You have probably heard a lot of acronyms thrown around in the note industry. Many have to do with note values and calculating price. Including LTV and ITV.
LTV – Loan to Value
LTV stands for Loan to Value. This is shown as a percentage.
LTV tells note investors how much the buyer or payer owes against the property. It helps answer an important question based on the buyer’s equity:
“What is the likelihood the payer will continue to make payments?”
LTV is all the loans divided by the property value (not sale price). For example, if I property is worth $100,000 and the payor owes $80,000, the LTV would be 80% (80,000 divided by 100,000). This also means that there is 20% equity in the property.
Be sure to remember two important things. First, mortgage note buyers will use the current value of the property rather than the sales price. That means if the property value goes down so does the equity position.
Second, LTV should also take into consideration ALL the outstanding loans. If the payor has a first and second lien, you would add both those together then divide by the value of the property. This is sometimes called CLTV or Cumulative Loan to Value.
ITV – Investment to Value
ITV stands for Investment to Value. This price is also shown as a percentage. ITV shows how much a note buyer has invested in the real estate note. It answers:
“What is the likelihood the investor will get their money back if the buyer stops making payments?”
ITV is the invested amount divided by the property value. For example, if an investor paid $75,000 for an $80,000 note and the value of the property is $100,000 then the ITV would be 75% ($80,000 or 80% is actually the LTV).
This example is for a first position residential note.
One important note is when figuring your investment to value; you must include any senior liens (as they have priority above you in the event of a default). For example, if you purchase a $20,000 second lien for $10,000 behind a $40,000 first lien then (assuming the value of the property is $100,000) the ITV would be 50% (your investment of $10,000 plus the $40,000 first lien divided by the property value).
Understanding both of these terms is important whether you are brokering a note or investing for yourself.

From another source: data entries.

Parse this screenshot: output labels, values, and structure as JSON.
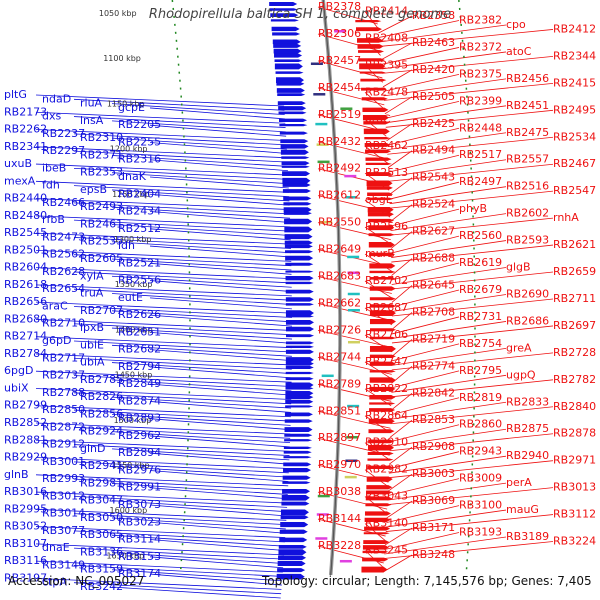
{
  "title": "Rhodopirellula baltica SH 1, complete genome",
  "footer": {
    "accession": "Accession: NC_005027",
    "topology": "Topology: circular; Length: 7,145,576 bp; Genes: 7,405"
  },
  "colors": {
    "forward": "#ee1111",
    "reverse": "#1111dd",
    "backbone": "#888888",
    "tick_dots": "#228822"
  },
  "tick_labels": [
    "1050 kbp",
    "1100 kbp",
    "1150 kbp",
    "1200 kbp",
    "1250 kbp",
    "1300 kbp",
    "1350 kbp",
    "1400 kbp",
    "1450 kbp",
    "1500 kbp",
    "1550 kbp",
    "1600 kbp",
    "1650 kbp"
  ],
  "left_labels": [
    "pltG",
    "ndaD",
    "rluA",
    "gcpE",
    "RB2173",
    "dxs",
    "lnsA",
    "RB2205",
    "RB2262",
    "RB2237",
    "RB2310",
    "RB2255",
    "RB2341",
    "RB2297",
    "RB2371",
    "RB2316",
    "uxuB",
    "ibeB",
    "RB2353",
    "dnaK",
    "mexA",
    "fdh",
    "epsB",
    "RB2404",
    "RB2440",
    "RB2466",
    "RB2493",
    "RB2434",
    "RB2480",
    "rfbB",
    "RB2461",
    "RB2512",
    "RB2545",
    "RB2473",
    "RB2535",
    "ldh",
    "RB2501",
    "RB2562",
    "RB2605",
    "RB2521",
    "RB2604",
    "RB2628",
    "xylA",
    "RB2556",
    "RB2618",
    "RB2654",
    "truA",
    "eutE",
    "RB2656",
    "araC",
    "RB2707",
    "RB2626",
    "RB2680",
    "RB2710",
    "lpxB",
    "RB2651",
    "RB2714",
    "g6pD",
    "ubiE",
    "RB2682",
    "RB2784",
    "RB2717",
    "ubiA",
    "RB2794",
    "6pgD",
    "RB2737",
    "RB2785",
    "RB2849",
    "ubiX",
    "RB2788",
    "RB2826",
    "RB2874",
    "RB2799",
    "RB2850",
    "RB2856",
    "RB2893",
    "RB2852",
    "RB2872",
    "RB2924",
    "RB2962",
    "RB2881",
    "RB2912",
    "glnD",
    "RB2894",
    "RB2929",
    "RB3001",
    "RB2941",
    "RB2976",
    "glnB",
    "RB2993",
    "RB2981",
    "RB2991",
    "RB3016",
    "RB3012",
    "RB3047",
    "RB3073",
    "RB2995",
    "RB3014",
    "RB3050",
    "RB3023",
    "RB3052",
    "RB3077",
    "RB3065",
    "RB3114",
    "RB3107",
    "dnaE",
    "RB3136",
    "RB3153",
    "RB3116",
    "RB3149",
    "RB3159",
    "RB3174",
    "RB3197",
    "ctpA",
    "RB3242"
  ],
  "right_labels": [
    "RB2378",
    "RB2414",
    "RB2358",
    "RB2382",
    "cpo",
    "RB2412",
    "RB2306",
    "RB2408",
    "RB2463",
    "RB2372",
    "atoC",
    "RB2344",
    "RB2457",
    "RB2395",
    "RB2420",
    "RB2375",
    "RB2456",
    "RB2415",
    "RB2454",
    "RB2478",
    "RB2505",
    "RB2399",
    "RB2451",
    "RB2495",
    "RB2519",
    "argC",
    "RB2425",
    "RB2448",
    "RB2475",
    "RB2534",
    "RB2432",
    "RB2462",
    "RB2494",
    "RB2517",
    "RB2557",
    "RB2467",
    "RB2492",
    "RB2513",
    "RB2543",
    "RB2497",
    "RB2516",
    "RB2547",
    "RB2612",
    "obgE",
    "RB2524",
    "phyB",
    "RB2602",
    "rnhA",
    "RB2550",
    "RB2596",
    "RB2627",
    "RB2560",
    "RB2593",
    "RB2621",
    "RB2649",
    "murB",
    "RB2688",
    "RB2619",
    "glgB",
    "RB2659",
    "RB2683",
    "RB2702",
    "RB2645",
    "RB2679",
    "RB2690",
    "RB2711",
    "RB2662",
    "RB2687",
    "RB2708",
    "RB2731",
    "RB2686",
    "RB2697",
    "RB2726",
    "RB2706",
    "RB2719",
    "RB2754",
    "greA",
    "RB2728",
    "RB2744",
    "RB2747",
    "RB2774",
    "RB2795",
    "ugpQ",
    "RB2782",
    "RB2789",
    "RB2822",
    "RB2842",
    "RB2819",
    "RB2833",
    "RB2840",
    "RB2851",
    "RB2864",
    "RB2853",
    "RB2860",
    "RB2875",
    "RB2878",
    "RB2897",
    "RB2910",
    "RB2908",
    "RB2943",
    "RB2940",
    "RB2971",
    "RB2970",
    "RB2982",
    "RB3003",
    "RB3009",
    "perA",
    "RB3013",
    "RB3038",
    "RB3043",
    "RB3069",
    "RB3100",
    "mauG",
    "RB3112",
    "RB3144",
    "RB3140",
    "RB3171",
    "RB3193",
    "RB3189",
    "RB3224",
    "RB3228",
    "RB3245",
    "RB3248"
  ]
}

Putting it All Together – Managing Risk with LTV and ITV
LTV helps determine risk. The higher the LTV, the lower a buyer’s equity, which equates to greater risk.
ITV helps minimize the risk. The LTV on an existing real estate note was determined when the seller carried back financing. It can’t be changed. So the note buyer tries to reduce risk by reducing exposure. The higher the risk, the lower the ITV offered by a note investor.
Of course other things determine risk including property type, credit, terms, and seasoning – to name just a few. But in the end the note buyer will use risk to decide on what yield and ITV they will need to make the deal happen.